Combatté per diversi anni nella fanterie e poi nella cavalleria fino a diventare imperatore, scalando tutti i gradini della carriera militare e avendo anche una buona dose di fortuna. Era la norma ricevere ordini dall'alto ma negli anni precedenti aveva visto morire molti suoi compagni, amici, fratelli, nel loro stesso sangue, aveva combattuto contro veri e propri mostri di crudeltà, contro ogni forma di essere, dall'animale più feroce all'uomo più esperto, era riuscito a uscire illeso dalla celebre battaglia dei Campi Rossi in cui due eserciti, il suo da poche centinaia di unità e l'altro di diverse migliaia, si scontrarono con tanta violenza che per giorni la battaglia andò avanti senza arrestarsi, gli uomini cadevano dopo minuti, ore, o addirittura giorni di strenua battaglia senza fine, anche se al terzo giorno, lui, intoccato, riuscì a stroncare la vita del generale avversario. Col morale a terra e senza più una unità, i pochi superstiti si ritirarono. Ma lì non vi era stato questo sigillo, ve ne era uno importante, una convocazione immediata alle armi, ma non era come questo. Questo non si vedeva da troppo tempo e nel durante erano state combattute battaglie ferocissime contro nemici inimmaginabili. Quindi perché era lì quella lettera? Cosa conteneva?

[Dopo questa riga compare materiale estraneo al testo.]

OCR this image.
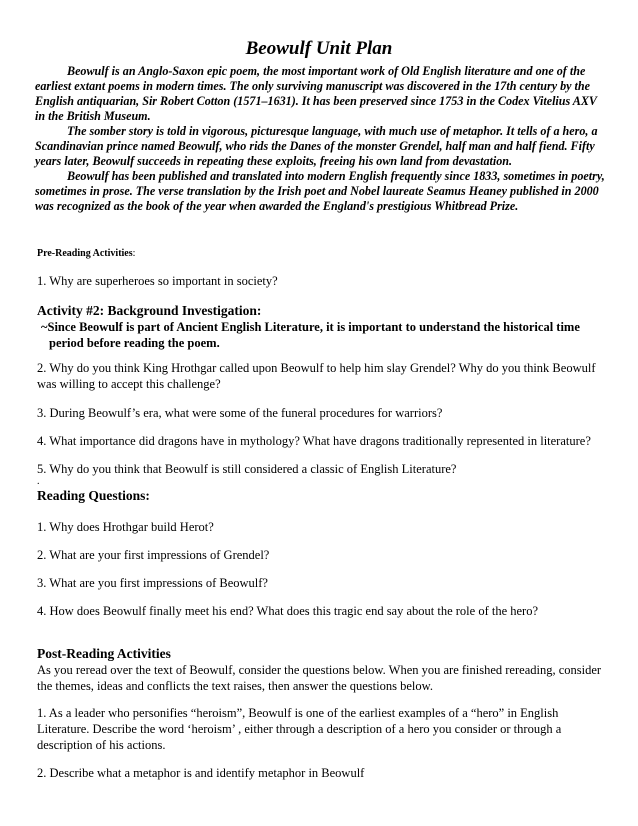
Beowulf Unit Plan

Beowulf is an Anglo-Saxon epic poem, the most important work of Old English literature and one of the earliest extant poems in modern times. The only surviving manuscript was discovered in the 17th century by the English antiquarian, Sir Robert Cotton (1571–1631). It has been preserved since 1753 in the Codex Vitelius AXV in the British Museum.

The somber story is told in vigorous, picturesque language, with much use of metaphor. It tells of a hero, a Scandinavian prince named Beowulf, who rids the Danes of the monster Grendel, half man and half fiend. Fifty years later, Beowulf succeeds in repeating these exploits, freeing his own land from devastation.

Beowulf has been published and translated into modern English frequently since 1833, sometimes in poetry, sometimes in prose. The verse translation by the Irish poet and Nobel laureate Seamus Heaney published in 2000 was recognized as the book of the year when awarded the England's prestigious Whitbread Prize.

Pre-Reading Activities:
1. Why are superheroes so important in society?
Activity #2: Background Investigation:
~Since Beowulf is part of Ancient English Literature, it is important to understand the historical time
period before reading the poem.
2. Why do you think King Hrothgar called upon Beowulf to help him slay Grendel? Why do you think Beowulf was willing to accept this challenge?
3. During Beowulf’s era, what were some of the funeral procedures for warriors?
4. What importance did dragons have in mythology? What have dragons traditionally represented in literature?
5. Why do you think that Beowulf is still considered a classic of English Literature?
.
Reading Questions:
1. Why does Hrothgar build Herot?
2. What are your first impressions of Grendel?
3. What are you first impressions of Beowulf?
4. How does Beowulf finally meet his end? What does this tragic end say about the role of the hero?
Post-Reading Activities
As you reread over the text of Beowulf, consider the questions below. When you are finished rereading, consider the themes, ideas and conflicts the text raises, then answer the questions below.
1. As a leader who personifies “heroism”, Beowulf is one of the earliest examples of a “hero” in English Literature. Describe the word ‘heroism’ , either through a description of a hero you consider or through a description of his actions.
2. Describe what a metaphor is and identify metaphor in Beowulf
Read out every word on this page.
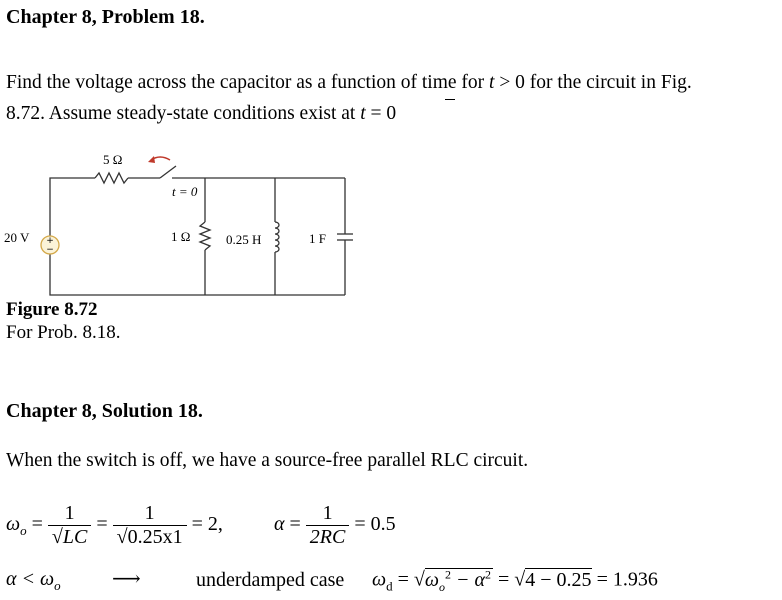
Chapter 8, Problem 18.
Find the voltage across the capacitor as a function of time for t > 0 for the circuit in Fig.
8.72. Assume steady-state conditions exist at t = 0
+
−
5 Ω
t = 0
20 V	1 Ω	0.25 H	1 F
Figure 8.72
For Prob. 8.18.
Chapter 8, Solution 18.
When the switch is off, we have a source-free parallel RLC circuit.
$\omega_o = \frac{1}{√LC} = \frac{1}{√0.25x1} = 2$,	$\alpha = \frac{1}{2RC} = 0.5$
$\alpha < \omega_o$	⟶	underdamped case $\omega_d = √\omega_o^2 - \alpha^2 = √4 - 0.25 = 1.936$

Iniziò a sudare freddo, mentre gli altri discutevano di sottofondo, tranne Nebbia che era sempre troppo pacato e rilassato e aveva lo sguardo indirizzato verso le mani dell'imperatore, in attesa che aprisse quella stramaledetta lettera che oramai marciva lì da alcune ore. Il cielo si annuvolò.

“Che diamine aprila! Sbrigati!” sbotto il gioielliere.

“Conviene non far attendere la capitale mio signore” aggiunse il borseggiatore.

L'imperatore deglutì poi avvicinò le mani verso la carta mal piegata. Le voci di tutti sprofondarono nel silenzio. Il sacro sigillo d'oro venne rimosso. Con un lieve tremore alle mani aprì la lettera ed iniziò a leggerne il contenuto.